Despite strong willingness by creditors to proceed with the deal, Athens signaled its intent to arm-twist reluctant investors to take up the bond-swap offer, activating so-called collective action clauses that the Greek Parliament passed retroactively last month.

Slipping deeper into the dept trap

Finance Minister Evangelos Venizelos told reporters that by use of such legal tools, which the Greek Cabinet approved during an urgent meeting Friday, total participation would be raised to 95.7%.

Unruly investors, he said, "were naive" in thinking that they would be paid in full while participants in the process would incur losses.

"This deal is historic and it opens a window of opportunity … in making Greece's debt more sustainable, reaching 120% of gross domestic product by 2020," Venizelos said.
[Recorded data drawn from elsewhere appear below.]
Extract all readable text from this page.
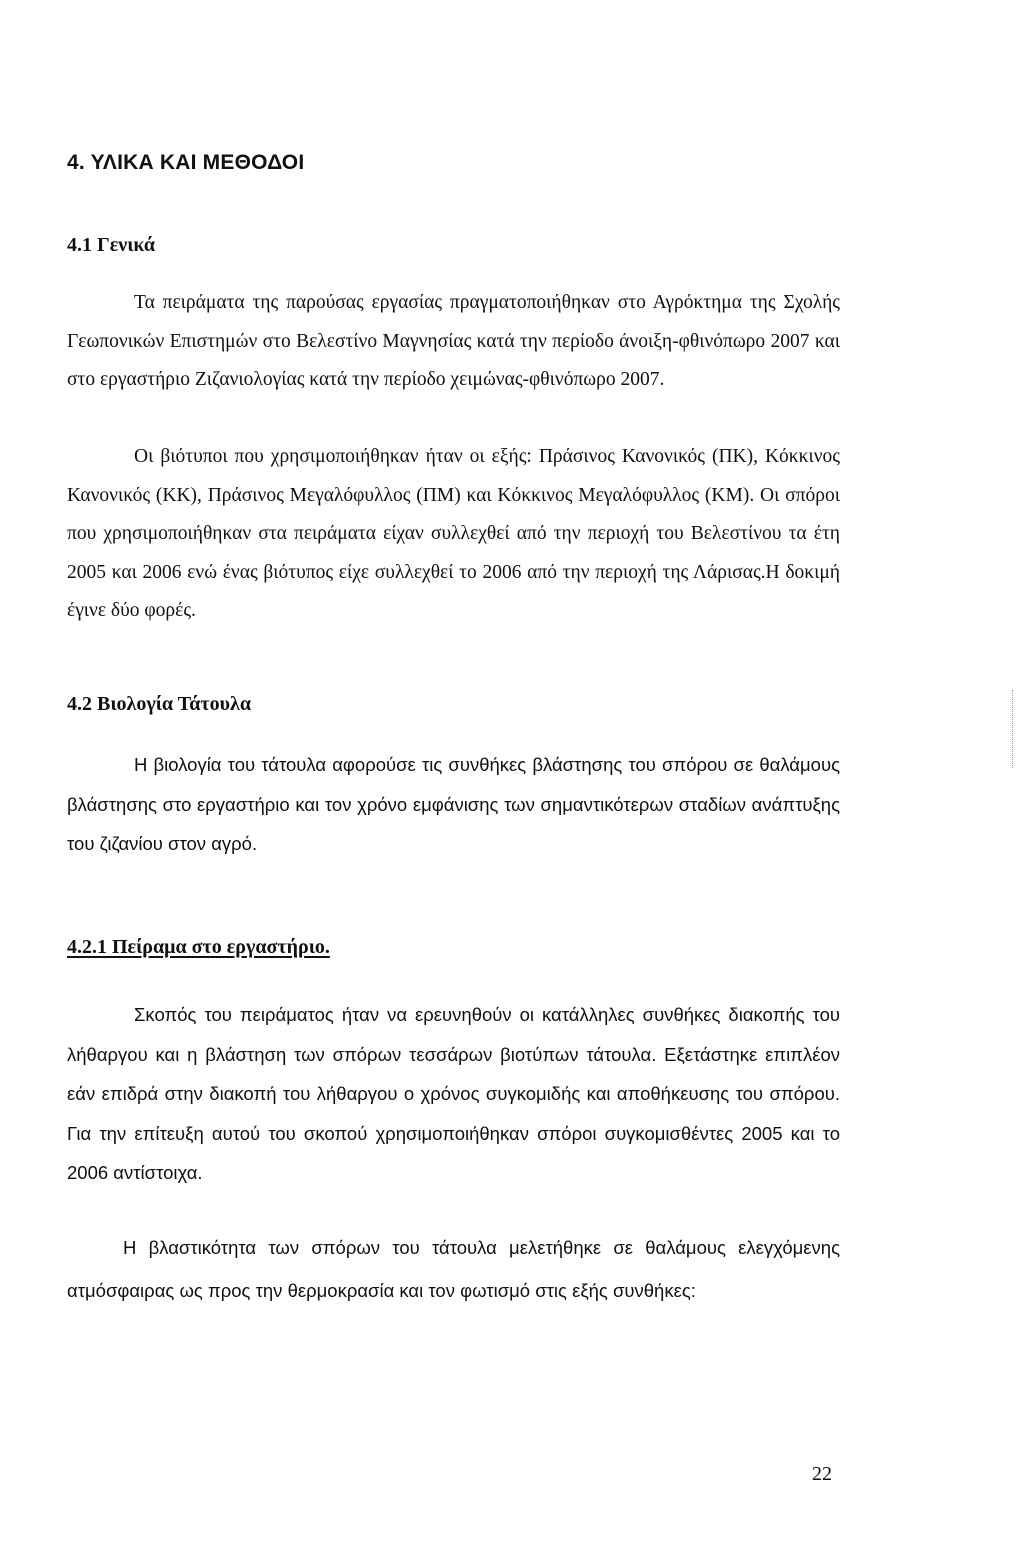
4. ΥΛΙΚΑ ΚΑΙ ΜΕΘΟΔΟΙ
4.1 Γενικά

Τα πειράματα της παρούσας εργασίας πραγματοποιήθηκαν στο Αγρόκτημα της Σχολής Γεωπονικών Επιστημών στο Βελεστίνο Μαγνησίας κατά την περίοδο άνοιξη-φθινόπωρο 2007 και στο εργαστήριο Ζιζανιολογίας κατά την περίοδο χειμώνας-φθινόπωρο 2007.

Οι βιότυποι που χρησιμοποιήθηκαν ήταν οι εξής: Πράσινος Κανονικός (ΠΚ), Κόκκινος Κανονικός (ΚΚ), Πράσινος Μεγαλόφυλλος (ΠΜ) και Κόκκινος Μεγαλόφυλλος (ΚΜ). Οι σπόροι που χρησιμοποιήθηκαν στα πειράματα είχαν συλλεχθεί από την περιοχή του Βελεστίνου τα έτη 2005 και 2006 ενώ ένας βιότυπος είχε συλλεχθεί το 2006 από την περιοχή της Λάρισας.Η δοκιμή έγινε δύο φορές.

4.2 Βιολογία Τάτουλα

Η βιολογία του τάτουλα αφορούσε τις συνθήκες βλάστησης του σπόρου σε θαλάμους βλάστησης στο εργαστήριο και τον χρόνο εμφάνισης των σημαντικότερων σταδίων ανάπτυξης του ζιζανίου στον αγρό.

4.2.1 Πείραμα στο εργαστήριο.

Σκοπός του πειράματος ήταν να ερευνηθούν οι κατάλληλες συνθήκες διακοπής του λήθαργου και η βλάστηση των σπόρων τεσσάρων βιοτύπων τάτουλα. Εξετάστηκε επιπλέον εάν επιδρά στην διακοπή του λήθαργου ο χρόνος συγκομιδής και αποθήκευσης του σπόρου. Για την επίτευξη αυτού του σκοπού χρησιμοποιήθηκαν σπόροι συγκομισθέντες 2005 και το 2006 αντίστοιχα.

Η βλαστικότητα των σπόρων του τάτουλα μελετήθηκε σε θαλάμους ελεγχόμενης ατμόσφαιρας ως προς την θερμοκρασία και τον φωτισμό στις εξής συνθήκες:

22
Since international creditors cast Greece a first financial lifeline of $142 billion two years ago, Athens has been struggling to fix its economy, slipping deeper into a debt trap. The restructuring is projected to shave $141 billion off the nearly $500 billion the country owes.

With the specter of a devastating default hanging for years over this sun-kissed country, several investors have taken out insurance policies that would reimburse them in such a case.
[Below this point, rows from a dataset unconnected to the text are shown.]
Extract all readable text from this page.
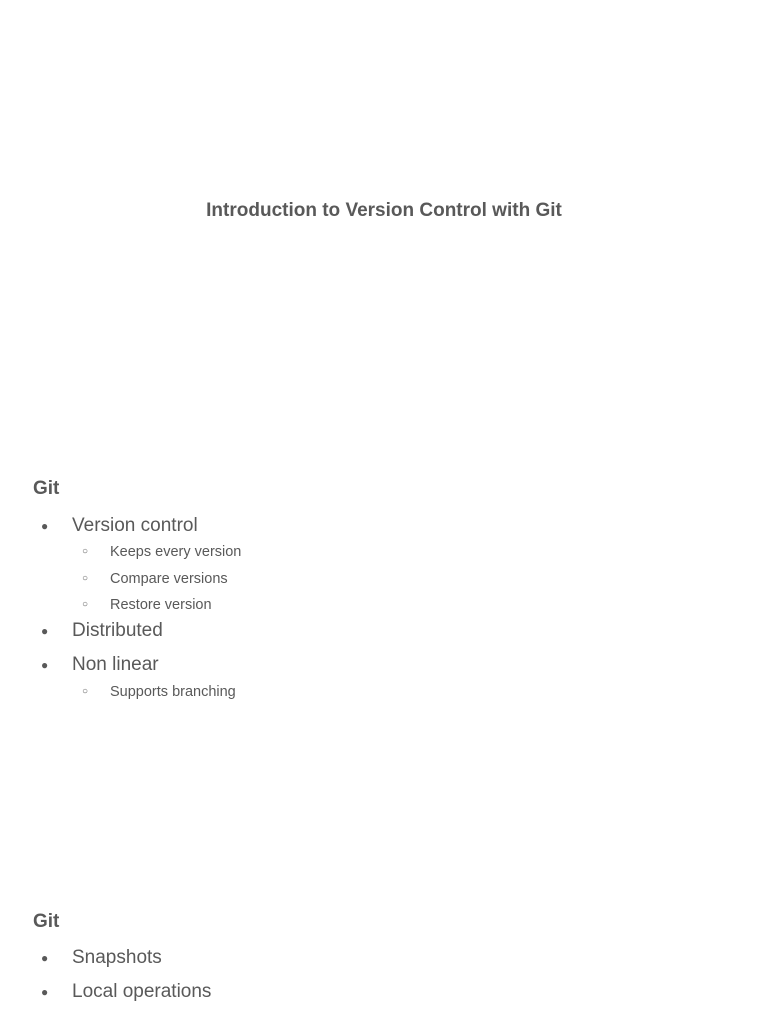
Introduction to Version Control with Git
Git
● Version control
○ Keeps every version
○ Compare versions
○ Restore version
● Distributed
● Non linear
○ Supports branching
Git
● Snapshots
● Local operations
Late Friday, a special agency, the International Swaps and Derivatives Assn., decreed the debt-relief deal a "credit event," triggering about $3.2 billion in payouts of such insurance policies by major banks and investment funds.

As markets were relatively buoyed around the world by hope that Greece's debt woes could be managed, analysts warned that the contentious debt exchange exercise could create a new problem in the dangerous debt crisis plaguing Europe.

"The idea of Greek default transformed from being a Greek punishment to a gift with the pending question: 'If Greece doesn't have to pay, why do I?' - threatening a far more disruptive outcome that is yet to be fully discounted," Warren Mosler, a distinguished trader based in the Virgin Islands, wrote on his website Mosler Economics.

"That is, should Greek bonds be formally discounted, the consequences of merely the political discussion of that question will be all it takes to trigger a financial crisis rivaling anything yet seen."

Whatever the outcome, Greece's debt woes will be far from over.

With austerity biting deep into the economy, the state's finances are showing further signs of deterioration and the unemployment rate soaring to a record 21%, according to national statistics issued Thursday.

"The threat of an imminent default has been pushed back as a result of the successful bond-swap deal," said former Finance Minister Stefanos Manos. "It's a relief. But in the end, the net gain will be zero because those left to manage and pursue further fiscal changes and reforms in Greece will be those who created this mess in the first place."

"Not reassuring, is it?" he asked. Carassava is a special correspondent.